– Com Leobald Tallhart e Cley Cerwyn – o jovem senhor fora atingido no olho por uma flecha, e Sor Rodrik perdera o braço esquerdo, do cotovelo para baixo. Meistre Luwin soltou um grito inarticulado de consternação, virou as costas às ameias e caiu de joelhos, vomitando.
– O grande porco Manderly foi covarde demais para sair de Porto Branco, caso contrário também o teríamos trazido – gritou o Elmo Vermelho.
– Abram os portões aos nossos amigos – talvez naquela noite Theon dormisse sem temer o que os sonhos pudessem trazer.
Os homens do Forte do Pavor ultrapassaram o fosso e os portões interiores. Theon desceu com Lorren Negro e Meistre Luwin para recebê-los no pátio. Flâmulas vermelho-claras flutuavam nas extremidades de algumas lanças, mas eram muitos mais os que traziam machados de batalha, espadas longas e escudos meio cortados em lascas.
– Quantos homens perdeu? – perguntou Theon ao Elmo Vermelho enquanto ele desmontava.
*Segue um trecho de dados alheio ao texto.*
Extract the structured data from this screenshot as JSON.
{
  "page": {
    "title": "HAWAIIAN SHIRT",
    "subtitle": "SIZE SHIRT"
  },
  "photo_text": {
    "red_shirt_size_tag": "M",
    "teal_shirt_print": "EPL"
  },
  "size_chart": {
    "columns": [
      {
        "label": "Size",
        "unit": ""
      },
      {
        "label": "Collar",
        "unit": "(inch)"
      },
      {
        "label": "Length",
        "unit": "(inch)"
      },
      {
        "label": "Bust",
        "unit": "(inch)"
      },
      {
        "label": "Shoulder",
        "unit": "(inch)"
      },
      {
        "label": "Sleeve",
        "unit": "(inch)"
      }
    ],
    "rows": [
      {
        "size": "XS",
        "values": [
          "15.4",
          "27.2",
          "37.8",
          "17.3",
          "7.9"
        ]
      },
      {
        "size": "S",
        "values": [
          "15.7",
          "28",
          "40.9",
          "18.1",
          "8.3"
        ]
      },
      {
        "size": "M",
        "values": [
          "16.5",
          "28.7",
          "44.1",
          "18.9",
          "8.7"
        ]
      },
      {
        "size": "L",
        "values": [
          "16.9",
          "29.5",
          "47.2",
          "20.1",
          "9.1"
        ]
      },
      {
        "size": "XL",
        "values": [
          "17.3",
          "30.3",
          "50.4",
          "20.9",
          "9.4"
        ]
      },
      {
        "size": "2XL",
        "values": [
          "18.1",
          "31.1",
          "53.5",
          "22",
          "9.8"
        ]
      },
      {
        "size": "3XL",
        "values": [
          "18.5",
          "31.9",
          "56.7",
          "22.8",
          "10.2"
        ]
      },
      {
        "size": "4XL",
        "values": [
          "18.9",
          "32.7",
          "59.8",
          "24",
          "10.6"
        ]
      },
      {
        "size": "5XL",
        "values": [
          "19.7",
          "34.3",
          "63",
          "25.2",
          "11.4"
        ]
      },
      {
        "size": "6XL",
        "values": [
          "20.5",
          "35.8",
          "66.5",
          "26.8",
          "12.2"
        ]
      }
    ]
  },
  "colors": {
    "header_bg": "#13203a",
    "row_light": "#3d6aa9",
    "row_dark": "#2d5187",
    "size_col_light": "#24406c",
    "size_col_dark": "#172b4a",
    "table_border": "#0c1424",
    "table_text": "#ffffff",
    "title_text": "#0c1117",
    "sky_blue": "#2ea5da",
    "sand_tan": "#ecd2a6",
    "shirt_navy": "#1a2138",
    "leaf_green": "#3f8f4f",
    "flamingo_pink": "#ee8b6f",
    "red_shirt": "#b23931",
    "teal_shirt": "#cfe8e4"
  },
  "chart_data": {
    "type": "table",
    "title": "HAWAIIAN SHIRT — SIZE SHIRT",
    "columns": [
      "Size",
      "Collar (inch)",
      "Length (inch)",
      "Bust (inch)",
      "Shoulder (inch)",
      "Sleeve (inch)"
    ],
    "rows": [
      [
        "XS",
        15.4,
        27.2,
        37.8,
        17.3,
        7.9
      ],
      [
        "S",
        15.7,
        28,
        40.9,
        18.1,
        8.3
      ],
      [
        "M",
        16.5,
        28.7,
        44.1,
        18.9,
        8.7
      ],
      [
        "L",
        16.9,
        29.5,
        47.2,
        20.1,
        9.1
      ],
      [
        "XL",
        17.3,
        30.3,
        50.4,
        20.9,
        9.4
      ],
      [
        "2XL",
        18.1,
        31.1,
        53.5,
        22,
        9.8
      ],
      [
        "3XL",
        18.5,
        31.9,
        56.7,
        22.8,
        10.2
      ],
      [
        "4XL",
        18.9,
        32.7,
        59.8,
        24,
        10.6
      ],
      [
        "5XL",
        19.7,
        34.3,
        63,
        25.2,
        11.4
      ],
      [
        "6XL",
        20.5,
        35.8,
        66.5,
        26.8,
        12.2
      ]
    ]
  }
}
– Vinte ou trinta – a luz dos archotes cintilou no esmalte rachado de sua viseira. O elmo e o gorjal tinham sido concebidos para tomar a forma do rosto e dos ombros de um homem, sem pele e ensanguentado, com a boca aberta num silencioso uivo de angústia.
– Sor Rodrik tinha uma vantagem de cinco contra um.
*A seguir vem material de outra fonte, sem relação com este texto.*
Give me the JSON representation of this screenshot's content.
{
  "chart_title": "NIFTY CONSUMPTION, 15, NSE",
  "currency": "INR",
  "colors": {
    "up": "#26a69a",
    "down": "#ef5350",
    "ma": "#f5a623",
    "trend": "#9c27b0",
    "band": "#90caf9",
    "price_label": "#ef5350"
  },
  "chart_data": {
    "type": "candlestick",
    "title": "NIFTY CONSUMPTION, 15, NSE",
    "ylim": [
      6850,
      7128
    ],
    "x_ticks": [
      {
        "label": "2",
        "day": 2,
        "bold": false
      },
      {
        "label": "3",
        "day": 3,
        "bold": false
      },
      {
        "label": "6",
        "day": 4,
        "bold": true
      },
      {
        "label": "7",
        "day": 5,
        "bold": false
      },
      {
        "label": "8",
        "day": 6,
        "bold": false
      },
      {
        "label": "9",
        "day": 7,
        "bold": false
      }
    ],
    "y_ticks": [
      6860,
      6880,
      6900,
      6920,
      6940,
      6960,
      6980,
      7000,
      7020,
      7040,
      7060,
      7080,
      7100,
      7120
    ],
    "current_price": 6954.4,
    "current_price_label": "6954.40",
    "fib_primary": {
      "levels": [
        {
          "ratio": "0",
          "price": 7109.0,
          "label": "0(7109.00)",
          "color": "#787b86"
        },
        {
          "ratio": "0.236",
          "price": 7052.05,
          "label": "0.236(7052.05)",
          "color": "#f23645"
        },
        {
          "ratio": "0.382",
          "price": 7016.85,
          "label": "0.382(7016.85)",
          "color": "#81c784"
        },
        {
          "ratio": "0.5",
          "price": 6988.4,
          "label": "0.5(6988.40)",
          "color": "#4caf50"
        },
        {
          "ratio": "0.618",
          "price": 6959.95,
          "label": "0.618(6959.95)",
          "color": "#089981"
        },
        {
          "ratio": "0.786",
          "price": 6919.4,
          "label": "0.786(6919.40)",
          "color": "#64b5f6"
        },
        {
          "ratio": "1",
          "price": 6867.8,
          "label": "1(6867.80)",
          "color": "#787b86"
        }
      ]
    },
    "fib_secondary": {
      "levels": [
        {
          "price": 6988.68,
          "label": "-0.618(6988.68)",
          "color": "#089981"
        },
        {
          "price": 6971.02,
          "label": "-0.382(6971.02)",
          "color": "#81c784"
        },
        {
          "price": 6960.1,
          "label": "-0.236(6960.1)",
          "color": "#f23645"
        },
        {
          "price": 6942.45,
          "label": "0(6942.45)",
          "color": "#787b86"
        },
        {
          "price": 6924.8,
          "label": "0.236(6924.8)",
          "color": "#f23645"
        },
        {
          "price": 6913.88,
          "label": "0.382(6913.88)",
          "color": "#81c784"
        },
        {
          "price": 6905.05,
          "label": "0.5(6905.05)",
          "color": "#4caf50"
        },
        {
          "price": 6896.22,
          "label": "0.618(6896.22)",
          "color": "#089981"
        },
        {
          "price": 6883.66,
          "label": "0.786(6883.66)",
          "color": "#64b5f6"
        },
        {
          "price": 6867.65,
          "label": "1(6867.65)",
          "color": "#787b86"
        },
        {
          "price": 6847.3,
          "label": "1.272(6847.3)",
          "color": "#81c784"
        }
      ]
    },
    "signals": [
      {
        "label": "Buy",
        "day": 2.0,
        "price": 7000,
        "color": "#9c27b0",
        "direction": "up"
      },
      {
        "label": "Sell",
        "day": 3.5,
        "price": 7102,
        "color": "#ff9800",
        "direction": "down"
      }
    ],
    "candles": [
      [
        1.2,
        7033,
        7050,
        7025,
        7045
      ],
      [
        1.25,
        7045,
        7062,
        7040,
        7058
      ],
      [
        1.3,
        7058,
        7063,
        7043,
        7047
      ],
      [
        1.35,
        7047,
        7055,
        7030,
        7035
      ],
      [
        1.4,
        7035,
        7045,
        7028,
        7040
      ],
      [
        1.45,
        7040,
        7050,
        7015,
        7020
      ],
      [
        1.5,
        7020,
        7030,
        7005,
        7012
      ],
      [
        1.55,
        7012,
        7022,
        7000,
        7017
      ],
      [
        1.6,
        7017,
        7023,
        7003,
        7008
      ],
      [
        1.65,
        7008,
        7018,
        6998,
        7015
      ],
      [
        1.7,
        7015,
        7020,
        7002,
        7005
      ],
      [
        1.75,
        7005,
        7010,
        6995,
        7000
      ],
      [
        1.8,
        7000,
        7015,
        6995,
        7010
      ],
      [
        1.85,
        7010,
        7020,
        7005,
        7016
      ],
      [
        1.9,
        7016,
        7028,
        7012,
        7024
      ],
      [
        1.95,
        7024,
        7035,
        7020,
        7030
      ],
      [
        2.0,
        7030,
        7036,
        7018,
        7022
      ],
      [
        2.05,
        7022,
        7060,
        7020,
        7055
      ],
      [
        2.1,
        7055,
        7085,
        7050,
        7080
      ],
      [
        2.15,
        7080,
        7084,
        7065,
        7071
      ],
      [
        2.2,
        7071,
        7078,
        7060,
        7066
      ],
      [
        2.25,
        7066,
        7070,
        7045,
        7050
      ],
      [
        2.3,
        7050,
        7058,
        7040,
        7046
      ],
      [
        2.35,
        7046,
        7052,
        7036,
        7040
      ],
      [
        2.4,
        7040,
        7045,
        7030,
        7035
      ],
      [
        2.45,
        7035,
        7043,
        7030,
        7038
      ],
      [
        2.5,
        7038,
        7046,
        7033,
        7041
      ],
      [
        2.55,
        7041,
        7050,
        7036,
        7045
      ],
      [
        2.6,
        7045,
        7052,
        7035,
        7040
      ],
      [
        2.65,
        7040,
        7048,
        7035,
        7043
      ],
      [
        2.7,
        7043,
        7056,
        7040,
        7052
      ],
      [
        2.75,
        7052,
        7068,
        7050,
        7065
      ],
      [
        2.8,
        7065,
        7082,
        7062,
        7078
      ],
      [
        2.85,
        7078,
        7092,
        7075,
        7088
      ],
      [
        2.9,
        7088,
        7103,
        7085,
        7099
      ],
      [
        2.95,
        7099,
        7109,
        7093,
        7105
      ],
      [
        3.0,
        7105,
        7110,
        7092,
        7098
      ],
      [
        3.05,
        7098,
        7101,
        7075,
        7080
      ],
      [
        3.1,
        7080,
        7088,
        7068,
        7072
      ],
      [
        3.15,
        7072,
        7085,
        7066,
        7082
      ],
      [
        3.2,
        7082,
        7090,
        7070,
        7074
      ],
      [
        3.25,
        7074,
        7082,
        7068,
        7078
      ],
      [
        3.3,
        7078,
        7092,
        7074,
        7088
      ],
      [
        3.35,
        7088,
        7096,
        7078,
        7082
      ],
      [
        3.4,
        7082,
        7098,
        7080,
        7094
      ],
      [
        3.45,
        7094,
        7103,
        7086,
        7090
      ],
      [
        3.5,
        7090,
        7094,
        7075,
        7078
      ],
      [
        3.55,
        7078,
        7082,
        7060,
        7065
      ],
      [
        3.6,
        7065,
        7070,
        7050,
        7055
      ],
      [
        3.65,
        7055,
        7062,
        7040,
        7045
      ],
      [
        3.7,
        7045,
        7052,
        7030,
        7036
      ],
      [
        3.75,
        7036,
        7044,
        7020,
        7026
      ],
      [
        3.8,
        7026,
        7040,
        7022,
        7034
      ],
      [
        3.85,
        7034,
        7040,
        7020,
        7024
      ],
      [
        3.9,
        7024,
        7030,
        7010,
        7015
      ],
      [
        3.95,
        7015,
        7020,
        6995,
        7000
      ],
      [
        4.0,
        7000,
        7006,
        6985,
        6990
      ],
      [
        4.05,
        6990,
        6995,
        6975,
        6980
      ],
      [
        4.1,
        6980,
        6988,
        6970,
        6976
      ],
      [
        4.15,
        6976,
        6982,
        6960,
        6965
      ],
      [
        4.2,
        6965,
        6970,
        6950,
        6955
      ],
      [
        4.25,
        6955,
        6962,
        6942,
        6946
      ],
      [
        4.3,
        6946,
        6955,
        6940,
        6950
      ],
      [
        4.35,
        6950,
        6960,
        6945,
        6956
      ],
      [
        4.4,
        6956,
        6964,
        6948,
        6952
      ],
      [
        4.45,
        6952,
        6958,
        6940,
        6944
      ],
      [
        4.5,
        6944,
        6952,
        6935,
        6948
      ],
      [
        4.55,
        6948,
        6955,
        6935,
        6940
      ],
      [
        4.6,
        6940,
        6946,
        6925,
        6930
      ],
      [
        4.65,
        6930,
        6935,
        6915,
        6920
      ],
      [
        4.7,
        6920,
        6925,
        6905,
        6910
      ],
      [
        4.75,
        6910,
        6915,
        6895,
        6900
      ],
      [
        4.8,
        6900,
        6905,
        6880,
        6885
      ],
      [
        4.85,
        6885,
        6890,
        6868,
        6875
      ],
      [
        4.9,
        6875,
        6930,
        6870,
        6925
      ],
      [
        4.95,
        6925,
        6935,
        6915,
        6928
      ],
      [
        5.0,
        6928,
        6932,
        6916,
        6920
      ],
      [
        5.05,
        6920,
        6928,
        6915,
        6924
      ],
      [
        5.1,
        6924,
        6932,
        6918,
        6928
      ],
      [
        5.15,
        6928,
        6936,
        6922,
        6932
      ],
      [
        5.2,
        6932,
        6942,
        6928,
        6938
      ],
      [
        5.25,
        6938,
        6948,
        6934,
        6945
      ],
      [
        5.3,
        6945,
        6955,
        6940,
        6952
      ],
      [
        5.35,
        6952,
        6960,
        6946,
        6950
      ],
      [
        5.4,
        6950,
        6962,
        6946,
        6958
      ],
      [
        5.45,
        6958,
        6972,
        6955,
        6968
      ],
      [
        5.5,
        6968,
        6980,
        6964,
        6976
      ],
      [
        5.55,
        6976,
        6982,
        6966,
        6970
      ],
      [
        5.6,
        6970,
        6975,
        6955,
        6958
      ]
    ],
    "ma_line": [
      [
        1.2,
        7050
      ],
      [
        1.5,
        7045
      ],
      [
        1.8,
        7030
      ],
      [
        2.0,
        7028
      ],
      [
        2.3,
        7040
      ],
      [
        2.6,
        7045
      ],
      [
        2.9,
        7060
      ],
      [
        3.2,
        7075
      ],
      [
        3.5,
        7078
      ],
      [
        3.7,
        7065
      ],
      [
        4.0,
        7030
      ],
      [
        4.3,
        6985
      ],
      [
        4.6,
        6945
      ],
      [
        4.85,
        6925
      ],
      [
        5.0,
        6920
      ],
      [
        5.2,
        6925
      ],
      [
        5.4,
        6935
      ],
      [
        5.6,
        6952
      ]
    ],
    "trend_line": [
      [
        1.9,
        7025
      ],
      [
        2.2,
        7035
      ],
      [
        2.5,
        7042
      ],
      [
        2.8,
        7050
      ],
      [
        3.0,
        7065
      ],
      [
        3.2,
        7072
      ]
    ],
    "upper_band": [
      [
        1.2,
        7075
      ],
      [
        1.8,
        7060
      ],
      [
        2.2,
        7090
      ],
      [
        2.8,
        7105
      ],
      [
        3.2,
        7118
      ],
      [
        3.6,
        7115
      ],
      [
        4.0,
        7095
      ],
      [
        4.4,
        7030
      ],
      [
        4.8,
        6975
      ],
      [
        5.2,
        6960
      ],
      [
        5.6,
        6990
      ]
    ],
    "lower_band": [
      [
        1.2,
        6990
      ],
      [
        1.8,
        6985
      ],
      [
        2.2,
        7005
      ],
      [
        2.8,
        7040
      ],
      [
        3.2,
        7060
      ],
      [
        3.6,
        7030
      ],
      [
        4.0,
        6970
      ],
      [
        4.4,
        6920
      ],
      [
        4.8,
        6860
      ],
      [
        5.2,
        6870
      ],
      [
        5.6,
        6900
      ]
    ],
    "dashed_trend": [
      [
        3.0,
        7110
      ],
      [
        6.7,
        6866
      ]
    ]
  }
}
– Sim, mas julgava-nos amigos. Um erro comum. Quando o velho tolo me deu a mão, em vez de pegá-la, cortei metade de seu braço. Depois deixei que visse minha cara – o homem pôs ambas as mãos no elmo e levantou-o de sua cabeça, segurando-o debaixo do braço.
– Fedor – Theon o reconheceu, inquieto.
O homem riu:
– O desgraçado está morto – aproximou-se. – Culpa da moça. Se ela não tivesse fugido para tão longe, o cavalo dele não teria se aleijado e podíamos ter conseguido fugir. Dei-lhe a minha quando vi os cavaleiros do topo da colina. A essa altura já tinha acabado com ela, e ele gostava de ter a sua vez quando ainda estavam quentes. Tive de puxá-lo de cima dela e de meter a minha roupa nas mãos dele… Botas de pele de vitelo e gibão de veludo, cinto de espada gravado em prata, até o meu manto de zibelina. Corra para o Forte do Pavor, eu disse, traga toda a ajuda que conseguir. Leve o meu cavalo, é mais rápido, e tome, use o anel que meu pai me deu, para que eles saibam que vai de minha parte. Ele bem sabia que não era boa ideia questionar-me. Quando espetaram aquela flecha nas costas dele, eu já tinha me besuntado com a porcaria da moça e vestido os farrapos dele. Podiam ter me enforcado mesmo assim, mas foi a única chance que vi – esfregou a boca com as costas da mão. – E agora, meu querido príncipe, houve uma mulher que me foi prometida se lhe trouxesse duzentos homens. Bem, trouxe três vezes mais homens do que isso, e nada de garotos inexperientes ou camponeses, mas sim a própria guarnição de meu pai.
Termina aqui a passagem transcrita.